Wackere Katharina Thalbach
Dem Ruf der Bedächtigkeit, der Hesse vorauseilte, ist der
neue Intendant mehr als gerecht geworden. Nach all der Medienhysterie,
die Claus Peymann vor der Eröffnung des Berliner Ensembles
und Thomas Ostermeier an der Schaubühne schürten und die
sich schliesslich auf brutale Weise gegen sie gewendet hat, scheint
mit dem vormaligen Direktor des Zürcher Neumarkt-Theaters ein
neuer Ton in die Stadt gekommen zu sein. Ernsthaft, neugierig, risikofreudig.
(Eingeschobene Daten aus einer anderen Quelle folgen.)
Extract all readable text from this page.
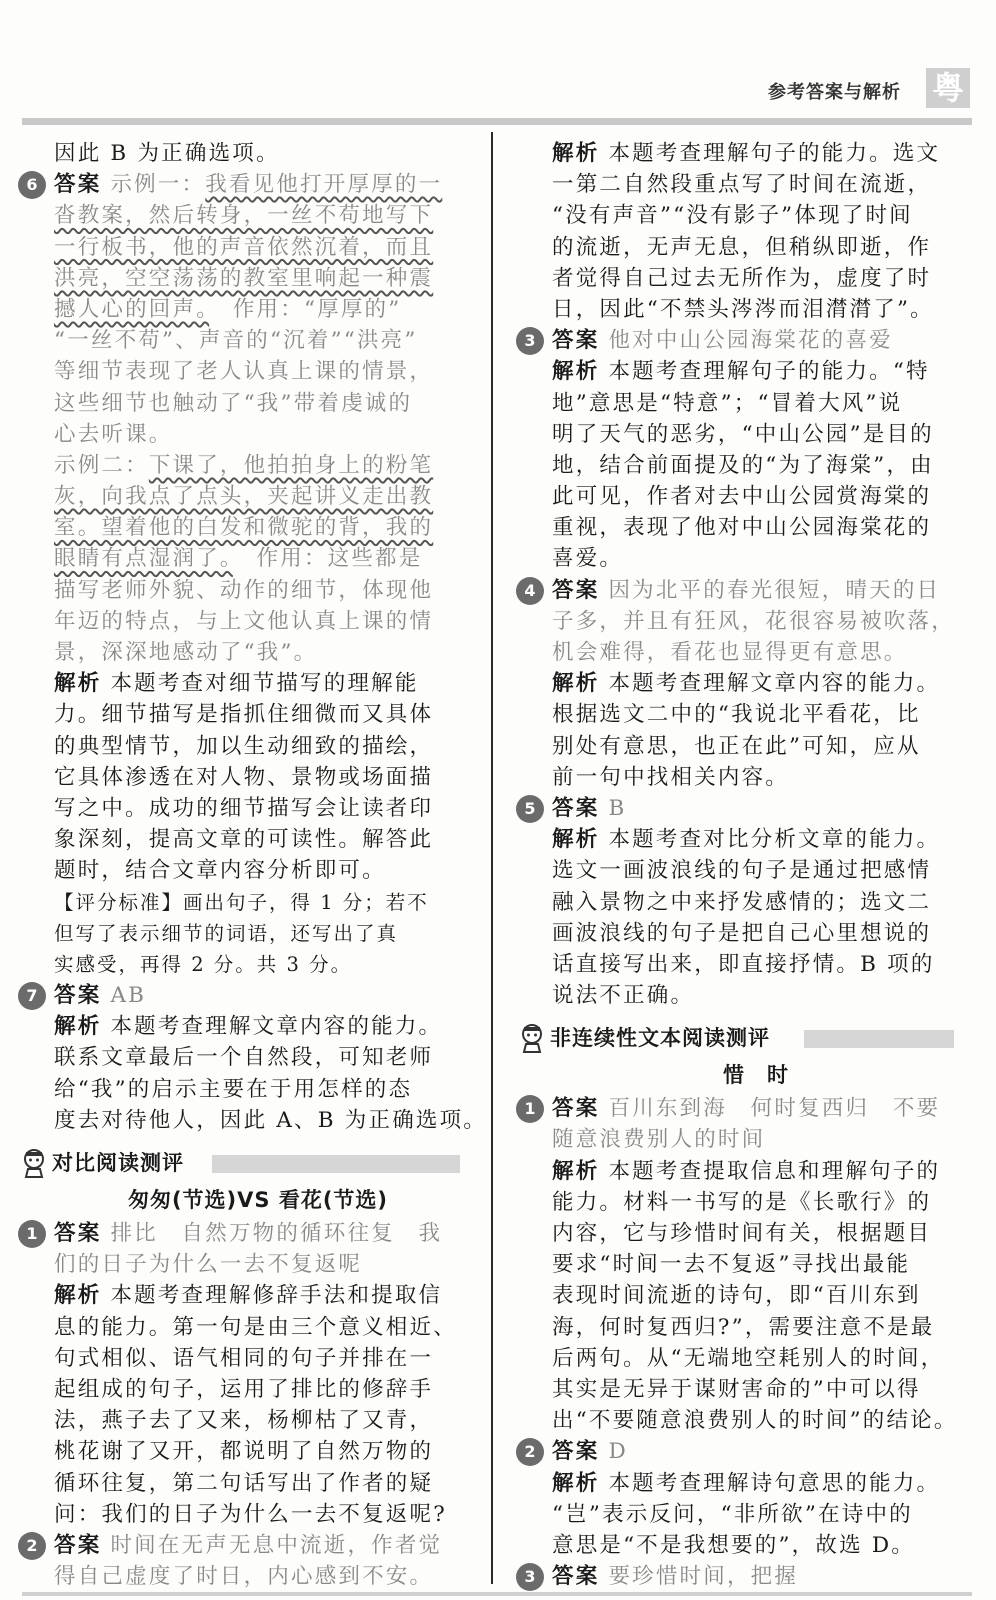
参考答案与解析 粤
因此 B 为正确选项。
6 答案 示例一：我看见他打开厚厚的一
沓教案，然后转身，一丝不苟地写下
一行板书，他的声音依然沉着，而且
洪亮，空空荡荡的教室里响起一种震
撼人心的回声。　作用：“厚厚的”
“一丝不苟”、声音的“沉着”“洪亮”
等细节表现了老人认真上课的情景，
这些细节也触动了“我”带着虔诚的
心去听课。
示例二：下课了，他拍拍身上的粉笔
灰，向我点了点头，夹起讲义走出教
室。望着他的白发和微驼的背，我的
眼睛有点湿润了。　作用：这些都是
描写老师外貌、动作的细节，体现他
年迈的特点，与上文他认真上课的情
景，深深地感动了“我”。
解析 本题考查对细节描写的理解能
力。细节描写是指抓住细微而又具体
的典型情节，加以生动细致的描绘，
它具体渗透在对人物、景物或场面描
写之中。成功的细节描写会让读者印
象深刻，提高文章的可读性。解答此
题时，结合文章内容分析即可。
【评分标准】画出句子，得 1 分；若不
但写了表示细节的词语，还写出了真
实感受，再得 2 分。共 3 分。
7 答案 AB
解析 本题考查理解文章内容的能力。
联系文章最后一个自然段，可知老师
给“我”的启示主要在于用怎样的态
度去对待他人，因此 A、B 为正确选项。
对比阅读测评
匆匆(节选)VS 看花(节选)
1 答案 排比　自然万物的循环往复　我
们的日子为什么一去不复返呢
解析 本题考查理解修辞手法和提取信
息的能力。第一句是由三个意义相近、
句式相似、语气相同的句子并排在一
起组成的句子，运用了排比的修辞手
法，燕子去了又来，杨柳枯了又青，
桃花谢了又开，都说明了自然万物的
循环往复，第二句话写出了作者的疑
问：我们的日子为什么一去不复返呢?
2 答案 时间在无声无息中流逝，作者觉
得自己虚度了时日，内心感到不安。
解析 本题考查理解句子的能力。选文
一第二自然段重点写了时间在流逝，
“没有声音”“没有影子”体现了时间
的流逝，无声无息，但稍纵即逝，作
者觉得自己过去无所作为，虚度了时
日，因此“不禁头涔涔而泪潸潸了”。
3 答案 他对中山公园海棠花的喜爱
解析 本题考查理解句子的能力。“特
地”意思是“特意”；“冒着大风”说
明了天气的恶劣，“中山公园”是目的
地，结合前面提及的“为了海棠”，由
此可见，作者对去中山公园赏海棠的
重视，表现了他对中山公园海棠花的
喜爱。
4 答案 因为北平的春光很短，晴天的日
子多，并且有狂风，花很容易被吹落，
机会难得，看花也显得更有意思。
解析 本题考查理解文章内容的能力。
根据选文二中的“我说北平看花，比
别处有意思，也正在此”可知，应从
前一句中找相关内容。
5 答案 B
解析 本题考查对比分析文章的能力。
选文一画波浪线的句子是通过把感情
融入景物之中来抒发感情的；选文二
画波浪线的句子是把自己心里想说的
话直接写出来，即直接抒情。B 项的
说法不正确。
非连续性文本阅读测评
惜　时
1 答案 百川东到海　何时复西归　不要
随意浪费别人的时间
解析 本题考查提取信息和理解句子的
能力。材料一书写的是《长歌行》的
内容，它与珍惜时间有关，根据题目
要求“时间一去不复返”寻找出最能
表现时间流逝的诗句，即“百川东到
海，何时复西归?”，需要注意不是最
后两句。从“无端地空耗别人的时间，
其实是无异于谋财害命的”中可以得
出“不要随意浪费别人的时间”的结论。
2 答案 D
解析 本题考查理解诗句意思的能力。
“岂”表示反问，“非所欲”在诗中的
意思是“不是我想要的”，故选 D。
3 答案 要珍惜时间，把握
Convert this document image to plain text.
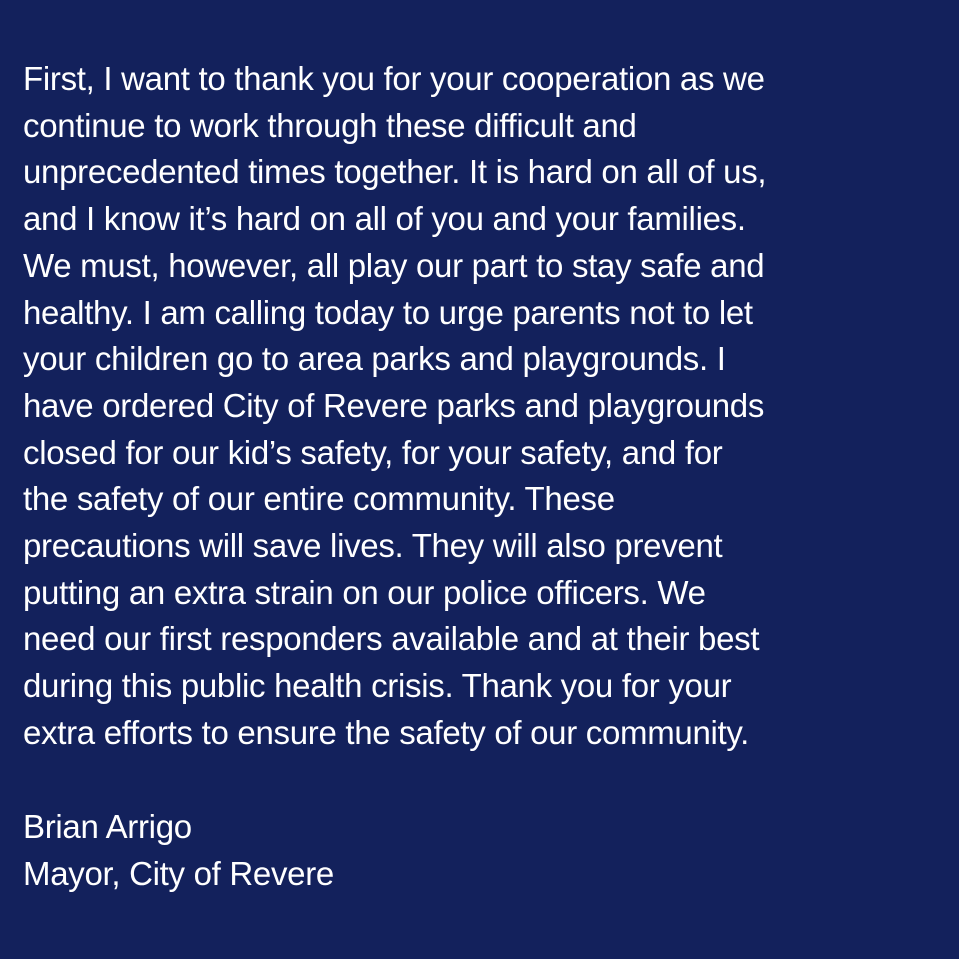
First, I want to thank you for your cooperation as we
continue to work through these difficult and
unprecedented times together. It is hard on all of us,
and I know it’s hard on all of you and your families.
We must, however, all play our part to stay safe and
healthy. I am calling today to urge parents not to let
your children go to area parks and playgrounds. I
have ordered City of Revere parks and playgrounds
closed for our kid’s safety, for your safety, and for
the safety of our entire community. These
precautions will save lives. They will also prevent
putting an extra strain on our police officers. We
need our first responders available and at their best
during this public health crisis. Thank you for your
extra efforts to ensure the safety of our community.
Brian Arrigo
Mayor, City of Revere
Über Leute, die aus Begeisterung ob ihrer eigenen tollen Eigenschaften
über sich selbst in Ohnmacht fallen könnten, wird lieber
auf der Bühne verhandelt. In "Neue Mitte" etwa, dem
umwerfend bösartigen und witzigen Kammerspiel, das der Lyriker
Raphael Urweider und der Regisseur Samuel Schwarz an der Studio-Bühne
des Gorki inszeniert haben, und ein wenig hätte es darum wohl
auch im Eröffnungsstück der von Volker Hesse selbst inszenierten
Uraufführung von Theresia Walsers neuem Stück, "Die
Heldin von Potsdam", gehen sollen. Walser greift die tatsächlich
vorgefallene Geschichte einer Frau auf, die nach einem Sturz aus
der U-Bahn behauptete, einer von Skinheads angegriffenen Türkin
geholfen zu haben, weswegen man sie aus der fahrenden Bahn geworfen
habe. Nicht krankenversichert, war das eine Flucht nach vorn, die
zunächst einen gewaltigen Medienrummel nach sich zog und dann,
als die Lüge herauskam, eine ebenso schreckliche Abstrafung.
Katharina Thalbach, das am Haus gebliebene Gorki-Theater-Zugpferd,
schlägt sich wacker in der Rolle der traumtänzerischen
Paula.
Heikle Themen schlägt Theresia Walser an - etwa die mediale
Ausschlachtung von rechten Übergriffen, die im Vorführen
von vermeintlichen Helden und wirklichen Opfern selbst schon wieder
in menschenverachtende und ausländerfeindliche Tendenzen hinüberkippt
-, aber leider hat sie nicht die richtige Tonlage dafür gefunden.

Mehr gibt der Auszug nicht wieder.